NYCLU Applauds State Senate Vote to Shut Down NYPD Stop-and-Frisk Database
FOR IMMEDIATE RELEASE
CONTACT: media@aclu.org
NEW YORK – The New York Civil Liberties Union today praised the State Senate for passing legislation that will protect New Yorkers’ privacy and due process rights by barring the NYPD from keeping a computer database of innocent people who are stopped, questioned or frisked by police officers.
“We applaud the Senate for voting to pull the plug on the NYPD’s vast database of totally innocent black and Latino New Yorkers,” NYCLU Executive Director Donna Lieberman said. “No one who was unjustly stopped, questioned or frisked should end up in an electronic police database. Now the Assembly and Governor Patterson must join the Senate and stand up for the right to privacy and due process under the law.”

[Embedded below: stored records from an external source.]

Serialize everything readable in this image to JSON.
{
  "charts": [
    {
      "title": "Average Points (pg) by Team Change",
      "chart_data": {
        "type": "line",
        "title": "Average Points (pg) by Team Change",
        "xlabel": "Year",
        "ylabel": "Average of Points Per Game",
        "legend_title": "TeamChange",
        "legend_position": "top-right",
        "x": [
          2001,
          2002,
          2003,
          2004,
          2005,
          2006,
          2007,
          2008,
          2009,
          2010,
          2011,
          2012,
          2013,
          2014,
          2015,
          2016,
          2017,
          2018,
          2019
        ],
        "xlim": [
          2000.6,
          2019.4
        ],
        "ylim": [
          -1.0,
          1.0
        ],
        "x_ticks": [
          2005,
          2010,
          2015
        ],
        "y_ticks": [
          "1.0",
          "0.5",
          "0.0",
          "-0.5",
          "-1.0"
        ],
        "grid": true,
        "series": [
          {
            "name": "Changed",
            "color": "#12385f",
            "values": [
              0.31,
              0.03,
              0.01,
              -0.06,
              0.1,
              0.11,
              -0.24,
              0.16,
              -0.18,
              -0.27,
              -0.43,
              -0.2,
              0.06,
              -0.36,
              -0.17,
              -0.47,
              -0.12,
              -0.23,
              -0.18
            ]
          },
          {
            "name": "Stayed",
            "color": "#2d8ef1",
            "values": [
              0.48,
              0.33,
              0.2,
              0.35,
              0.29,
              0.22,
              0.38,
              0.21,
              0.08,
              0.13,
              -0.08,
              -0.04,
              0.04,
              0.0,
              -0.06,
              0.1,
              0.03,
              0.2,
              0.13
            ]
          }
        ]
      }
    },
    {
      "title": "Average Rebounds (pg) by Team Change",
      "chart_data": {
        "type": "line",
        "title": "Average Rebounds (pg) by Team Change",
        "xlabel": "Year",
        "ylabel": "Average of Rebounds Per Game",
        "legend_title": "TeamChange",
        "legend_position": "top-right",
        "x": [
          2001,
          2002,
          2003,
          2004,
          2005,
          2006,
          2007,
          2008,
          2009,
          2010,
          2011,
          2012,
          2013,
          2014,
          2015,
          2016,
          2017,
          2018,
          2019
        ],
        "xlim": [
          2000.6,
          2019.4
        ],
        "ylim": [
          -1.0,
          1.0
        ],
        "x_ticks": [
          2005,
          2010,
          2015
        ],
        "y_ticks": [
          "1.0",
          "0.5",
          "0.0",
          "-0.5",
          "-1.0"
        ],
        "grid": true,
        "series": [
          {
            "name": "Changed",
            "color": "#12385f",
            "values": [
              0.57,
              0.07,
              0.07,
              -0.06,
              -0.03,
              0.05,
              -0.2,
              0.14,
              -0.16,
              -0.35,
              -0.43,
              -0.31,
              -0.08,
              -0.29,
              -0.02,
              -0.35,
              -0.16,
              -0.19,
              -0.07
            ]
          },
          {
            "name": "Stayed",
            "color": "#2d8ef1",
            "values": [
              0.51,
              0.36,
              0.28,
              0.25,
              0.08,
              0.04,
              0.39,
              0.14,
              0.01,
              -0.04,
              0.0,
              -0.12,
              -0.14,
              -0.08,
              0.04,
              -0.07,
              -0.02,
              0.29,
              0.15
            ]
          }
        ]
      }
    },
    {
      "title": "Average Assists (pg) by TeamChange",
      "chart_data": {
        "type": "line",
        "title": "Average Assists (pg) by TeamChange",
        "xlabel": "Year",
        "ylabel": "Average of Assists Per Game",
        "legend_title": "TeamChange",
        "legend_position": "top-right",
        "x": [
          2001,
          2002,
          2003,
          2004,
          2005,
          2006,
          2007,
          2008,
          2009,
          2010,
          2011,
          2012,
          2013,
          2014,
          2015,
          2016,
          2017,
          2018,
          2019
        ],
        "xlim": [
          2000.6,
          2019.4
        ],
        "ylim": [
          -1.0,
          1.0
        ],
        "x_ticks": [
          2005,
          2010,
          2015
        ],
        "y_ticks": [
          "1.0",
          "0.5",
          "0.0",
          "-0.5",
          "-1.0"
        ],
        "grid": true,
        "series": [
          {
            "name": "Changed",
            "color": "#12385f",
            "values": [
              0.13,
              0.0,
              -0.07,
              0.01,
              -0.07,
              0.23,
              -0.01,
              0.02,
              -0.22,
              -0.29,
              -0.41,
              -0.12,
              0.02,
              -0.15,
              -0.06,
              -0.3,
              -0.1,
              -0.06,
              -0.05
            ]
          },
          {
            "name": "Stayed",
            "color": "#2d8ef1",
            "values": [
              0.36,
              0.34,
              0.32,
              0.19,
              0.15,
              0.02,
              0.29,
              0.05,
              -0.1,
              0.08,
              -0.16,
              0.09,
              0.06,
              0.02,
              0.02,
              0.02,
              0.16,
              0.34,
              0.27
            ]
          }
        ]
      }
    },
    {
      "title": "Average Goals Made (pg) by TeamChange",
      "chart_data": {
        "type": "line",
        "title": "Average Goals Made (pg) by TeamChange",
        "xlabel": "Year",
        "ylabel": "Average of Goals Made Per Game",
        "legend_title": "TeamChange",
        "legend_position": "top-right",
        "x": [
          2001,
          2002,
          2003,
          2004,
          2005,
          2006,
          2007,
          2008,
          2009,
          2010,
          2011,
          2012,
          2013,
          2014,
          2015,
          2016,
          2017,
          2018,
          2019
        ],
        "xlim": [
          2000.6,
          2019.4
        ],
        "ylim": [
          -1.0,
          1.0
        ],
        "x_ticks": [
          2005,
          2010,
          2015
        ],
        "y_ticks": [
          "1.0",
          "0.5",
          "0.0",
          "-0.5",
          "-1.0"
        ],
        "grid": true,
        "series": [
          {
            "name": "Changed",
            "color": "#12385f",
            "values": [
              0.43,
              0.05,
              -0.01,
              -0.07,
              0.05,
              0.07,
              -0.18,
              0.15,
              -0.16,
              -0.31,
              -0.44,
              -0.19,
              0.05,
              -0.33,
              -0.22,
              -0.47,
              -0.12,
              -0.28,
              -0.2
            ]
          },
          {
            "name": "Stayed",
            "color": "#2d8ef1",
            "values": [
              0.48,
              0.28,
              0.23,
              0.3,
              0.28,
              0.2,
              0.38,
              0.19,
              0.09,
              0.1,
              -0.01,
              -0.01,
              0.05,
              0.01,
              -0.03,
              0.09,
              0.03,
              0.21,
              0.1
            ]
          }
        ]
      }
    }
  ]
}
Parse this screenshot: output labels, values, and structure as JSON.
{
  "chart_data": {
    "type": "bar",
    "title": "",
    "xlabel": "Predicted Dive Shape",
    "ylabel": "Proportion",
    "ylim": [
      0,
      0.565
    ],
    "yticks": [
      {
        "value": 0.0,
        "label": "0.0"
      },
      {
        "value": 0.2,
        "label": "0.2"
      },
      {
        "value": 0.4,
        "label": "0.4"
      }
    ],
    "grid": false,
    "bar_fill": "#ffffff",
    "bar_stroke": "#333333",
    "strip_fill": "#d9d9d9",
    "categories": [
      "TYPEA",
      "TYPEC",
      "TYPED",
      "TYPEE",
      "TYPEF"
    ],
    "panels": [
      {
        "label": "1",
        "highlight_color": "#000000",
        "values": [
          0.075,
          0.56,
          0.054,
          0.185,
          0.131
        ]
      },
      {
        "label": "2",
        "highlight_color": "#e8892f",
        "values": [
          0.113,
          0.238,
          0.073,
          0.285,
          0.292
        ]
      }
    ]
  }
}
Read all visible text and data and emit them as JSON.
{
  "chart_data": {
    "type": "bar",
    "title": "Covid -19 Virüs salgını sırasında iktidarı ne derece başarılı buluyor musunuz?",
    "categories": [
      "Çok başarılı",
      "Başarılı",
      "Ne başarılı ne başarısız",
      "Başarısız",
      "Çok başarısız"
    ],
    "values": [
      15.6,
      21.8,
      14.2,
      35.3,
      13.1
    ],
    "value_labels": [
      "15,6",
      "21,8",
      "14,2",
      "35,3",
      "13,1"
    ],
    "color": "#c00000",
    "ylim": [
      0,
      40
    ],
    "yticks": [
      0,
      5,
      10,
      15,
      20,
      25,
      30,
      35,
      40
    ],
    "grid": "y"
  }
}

The bill, sponsored by Sen. Eric Adams (D-20th SD) and Assemblyman Hakeem Jeffries (D-57th AD), targets the NYPD’s practice of maintaining a computer database containing the names, addresses and other personal information of every individual who is stopped, questioned and frisked by NYPD officers, including the overwhelming majority of people who are stopped but are totally innocent – never arrested or issued a summons. It would amend state Criminal Procedure Law to prohibit police departments from storing in a computer database the personal information of individuals who have been stopped and/or frisked by police and released without any further legal action.
The bill, S7945, would allow police to keep electronic databases of generic information about stop-and-frisk encounters, such as the gender and race of individuals stopped, and the location of the stops. This data is necessary to independently analyze the NYPD’s stop-and-frisk activity and identify whether officers are engaging in a pattern of racial profiling.
“Over the past six years, the police have stopped innocent blacks and Latinos in New York City millions of times, and those people are suffering the added injustice of having their personal information stored indefinitely in an NYPD database making them permanent targets for criminal investigation,” Lieberman said. “It’s a shame that legislation is necessary to stop to this unjust and unnecessary practice.”
Since 2004, the NYPD has stopped and interrogated people nearly 3 million times, and the names and addresses of those stopped have been entered into the department’s database, regardless of whether the person had done anything wrong. Last year, NYPD officers stopped and questioned or frisked people more than 575,000 times, the most ever. Nearly nine out of 10 of those stopped and questioned by police last year were neither arrested nor issued a summons. And more than 80 percent were black or Latino.